Debbie’s biggest gain this year is actually her biggest loss -- she joined Weight Watchers and has trimmed off over forty-five pounds, and is now within five pounds of her goal. She looks fantastic, or so says one particularly serious critic of the female form who happens to know her pretty well. She is still teaching orchestra at four different elementary schools, and still serving as music director at our church –- and still taking piano lessons for those times when she needs to fill in. Her Christmas present this year is a sleek new wardrobe to fit her new sleek physique. This past April, we celebrated our twenty-fifth anniversary! Wow. Sometimes it feels like time pounds on us like a mesomorphic Russian pianist jack-hammering a Prokofiev concerto. But then Debbie breezes by like a light Chopin arpeggio, and all of a sudden the years vanish and it’s your first date again.

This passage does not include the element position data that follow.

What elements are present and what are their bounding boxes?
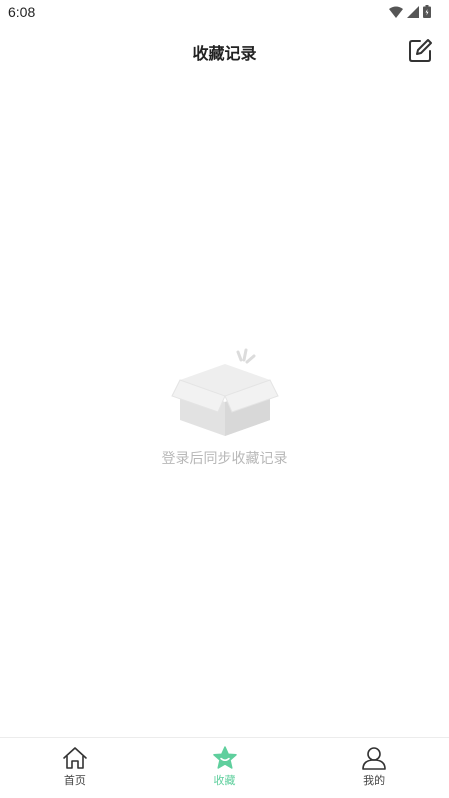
empty-message: 登录后同步收藏记录 — [161, 451, 288, 467]
battery-icon — [423, 5, 431, 18]
status-time: 6:08 — [8, 4, 36, 20]
bottom-tabbar: 首页 收藏 我的 — [0, 737, 449, 798]
empty-state: 登录后同步收藏记录 — [0, 346, 449, 468]
edit-icon — [409, 39, 432, 62]
star-icon — [212, 746, 237, 769]
tab-home-label: 首页 — [63, 774, 86, 787]
tab-favorites[interactable]: 收藏 — [150, 738, 300, 798]
open-box-icon — [170, 348, 279, 436]
signal-icon — [407, 5, 419, 18]
tab-home[interactable]: 首页 — [0, 738, 150, 798]
tab-profile[interactable]: 我的 — [299, 738, 449, 798]
edit-button[interactable] — [407, 38, 433, 64]
tab-favorites-label: 收藏 — [213, 774, 236, 787]
profile-icon — [362, 747, 386, 770]
home-icon — [63, 747, 87, 769]
tab-profile-label: 我的 — [363, 774, 386, 787]
status-bar: 6:08 — [0, 0, 449, 26]
page-title: 收藏记录 — [192, 44, 257, 63]
wifi-icon — [389, 6, 403, 18]
status-icons — [389, 5, 431, 18]
header: 收藏记录 — [0, 30, 449, 74]
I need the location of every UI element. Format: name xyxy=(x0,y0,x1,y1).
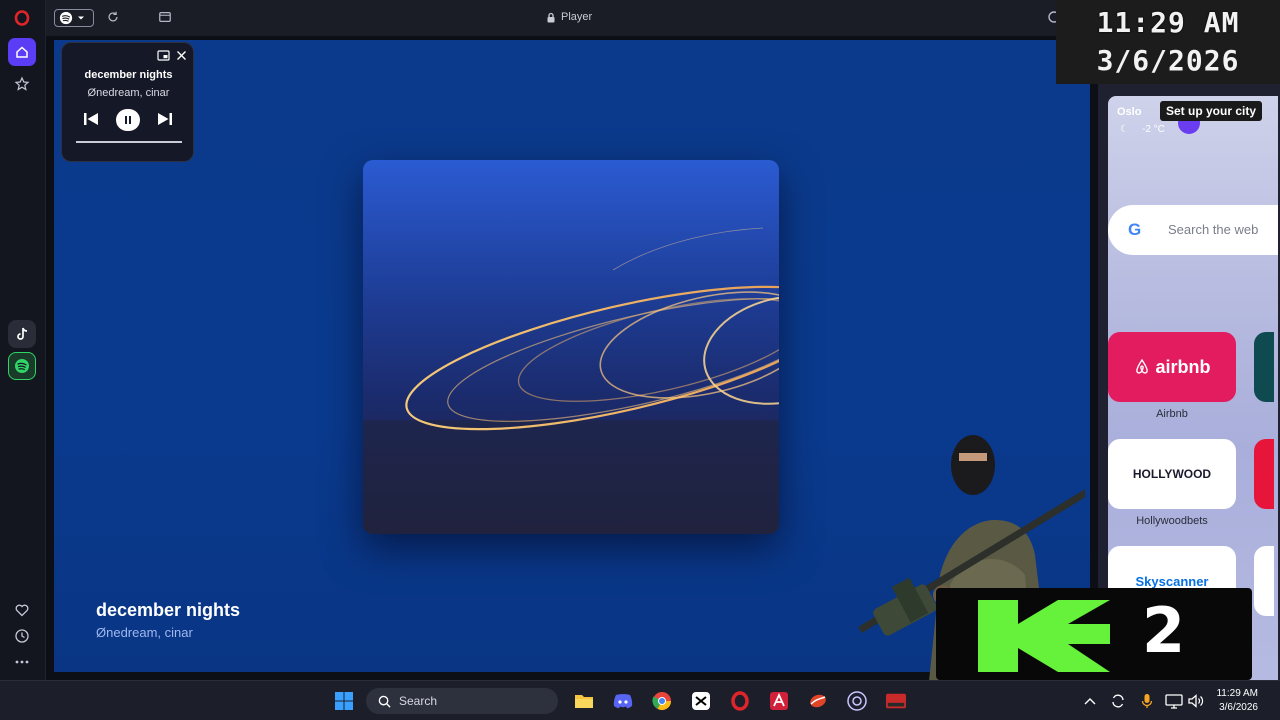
browser-sidebar xyxy=(0,0,46,680)
taskbar-clock[interactable]: 11:29 AM 3/6/2026 xyxy=(1216,687,1258,715)
k2-logo-number: 2 xyxy=(1142,594,1186,667)
weather-city[interactable]: Oslo xyxy=(1117,106,1141,118)
open-in-tab-icon[interactable] xyxy=(158,10,172,29)
opera-logo-icon[interactable] xyxy=(8,4,36,32)
history-clock-icon[interactable] xyxy=(8,622,36,650)
next-track-icon[interactable] xyxy=(156,111,174,132)
page-title: Player xyxy=(546,11,592,23)
clock-overlay: 11:29 AM 3/6/2026 xyxy=(1056,0,1280,84)
taskbar-search[interactable]: Search xyxy=(366,688,558,714)
more-dots-icon[interactable] xyxy=(8,648,36,676)
speed-dial-tile-partial[interactable] xyxy=(1254,439,1274,509)
overlay-time: 11:29 AM xyxy=(1096,6,1240,39)
airbnb-logo-text: airbnb xyxy=(1155,356,1211,377)
moon-icon: ☾ xyxy=(1120,124,1129,135)
airbnb-logo-icon xyxy=(1136,358,1149,374)
windows-start-icon[interactable] xyxy=(334,691,354,711)
sync-icon[interactable] xyxy=(1108,691,1128,711)
mini-player-artist: Ønedream, cinar xyxy=(87,87,170,99)
tile-label-hollywoodbets: Hollywoodbets xyxy=(1136,515,1208,527)
taskbar-time: 11:29 AM xyxy=(1216,688,1258,699)
obs-icon[interactable] xyxy=(847,691,867,711)
overlay-date: 3/6/2026 xyxy=(1096,44,1240,77)
google-logo-icon: G xyxy=(1128,220,1142,239)
show-hidden-icons-chevron-icon[interactable] xyxy=(1080,691,1100,711)
now-playing-artist[interactable]: Ønedream, cinar xyxy=(96,625,193,640)
network-icon[interactable] xyxy=(1164,691,1184,711)
search-icon xyxy=(378,695,391,708)
windows-taskbar: Search 11:29 AM 3/6/2026 xyxy=(0,680,1280,720)
settings-partial-icon[interactable] xyxy=(1046,10,1060,29)
spotify-icon[interactable] xyxy=(8,352,36,380)
album-cover-art[interactable] xyxy=(363,160,779,534)
spotify-small-icon xyxy=(59,11,73,25)
heart-icon[interactable] xyxy=(8,596,36,624)
app-ball-icon[interactable] xyxy=(808,691,828,711)
speed-dial-tile-partial[interactable] xyxy=(1254,332,1274,402)
speed-dial-tile-airbnb[interactable]: airbnb xyxy=(1108,332,1236,402)
chevron-down-icon xyxy=(78,16,84,20)
voicemeeter-icon[interactable] xyxy=(886,691,906,711)
close-icon[interactable] xyxy=(176,48,187,66)
lock-icon xyxy=(547,12,555,22)
opera-taskbar-icon[interactable] xyxy=(730,691,750,711)
capcut-icon[interactable] xyxy=(691,691,711,711)
previous-track-icon[interactable] xyxy=(82,111,100,132)
mini-player-progress-bar[interactable] xyxy=(76,141,182,143)
skyscanner-logo-text: Skyscanner xyxy=(1135,573,1209,589)
vectorworks-app-icon[interactable] xyxy=(769,691,789,711)
volume-icon[interactable] xyxy=(1186,691,1206,711)
mini-player-title: december nights xyxy=(84,69,173,81)
pause-button[interactable] xyxy=(116,109,140,131)
hollywoodbets-logo-text: HOLLYWOOD xyxy=(1132,467,1212,481)
mini-player: december nights Ønedream, cinar xyxy=(61,42,194,162)
file-explorer-icon[interactable] xyxy=(574,691,594,711)
home-icon[interactable] xyxy=(8,38,36,66)
reload-icon[interactable] xyxy=(106,10,120,29)
now-playing-title[interactable]: december nights xyxy=(96,600,240,621)
picture-in-picture-icon[interactable] xyxy=(157,48,170,66)
tiktok-icon[interactable] xyxy=(8,320,36,348)
discord-icon[interactable] xyxy=(613,691,633,711)
weather-temperature: -2 °C xyxy=(1142,124,1165,135)
taskbar-date: 3/6/2026 xyxy=(1219,702,1258,713)
bookmarks-star-icon[interactable] xyxy=(8,70,36,98)
pause-icon xyxy=(125,116,131,124)
taskbar-search-label: Search xyxy=(399,694,438,708)
microphone-icon[interactable] xyxy=(1137,691,1157,711)
tile-label-airbnb: Airbnb xyxy=(1156,408,1188,420)
page-title-text: Player xyxy=(561,11,593,23)
chrome-icon[interactable] xyxy=(652,691,672,711)
panel-app-selector[interactable] xyxy=(54,9,94,27)
weather-tooltip: Set up your city xyxy=(1160,101,1263,121)
speed-dial-tile-hollywoodbets[interactable]: HOLLYWOOD xyxy=(1108,439,1236,509)
k2-channel-logo: 2 xyxy=(936,588,1252,680)
progress-fill xyxy=(76,141,182,143)
search-placeholder: Search the web xyxy=(1168,222,1259,237)
web-search-field[interactable]: G Search the web xyxy=(1108,205,1278,255)
k-logo-shape-icon xyxy=(978,600,1110,672)
speed-dial-tile-partial[interactable] xyxy=(1254,546,1274,616)
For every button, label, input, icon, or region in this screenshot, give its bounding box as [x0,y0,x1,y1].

We lead blessed lives, and recognizing that fact seems to be related to being able to see the things that we have been too blind most of our lives to notice. Every day, in big and little ways, the Lord works on our attitudes to cure of us that nagging, offended sense of entitlement that we, as humans, are naturally prone toward. Once you realize you’re not entitled to anything, it becomes clear just how much you have been given. By the standards of the world, a child was born who would preach in vain and die in a most shameful manner. But the world’s perspective is not the eternal one, and so thanks be to Him whose birth, life, and death has given us the hope of even imagining an eternal perspective at all, or ourselves as part of it. Take some time this Christmas season to think about the One from whom all blessings flow. Merry Christmas and Happy New Year!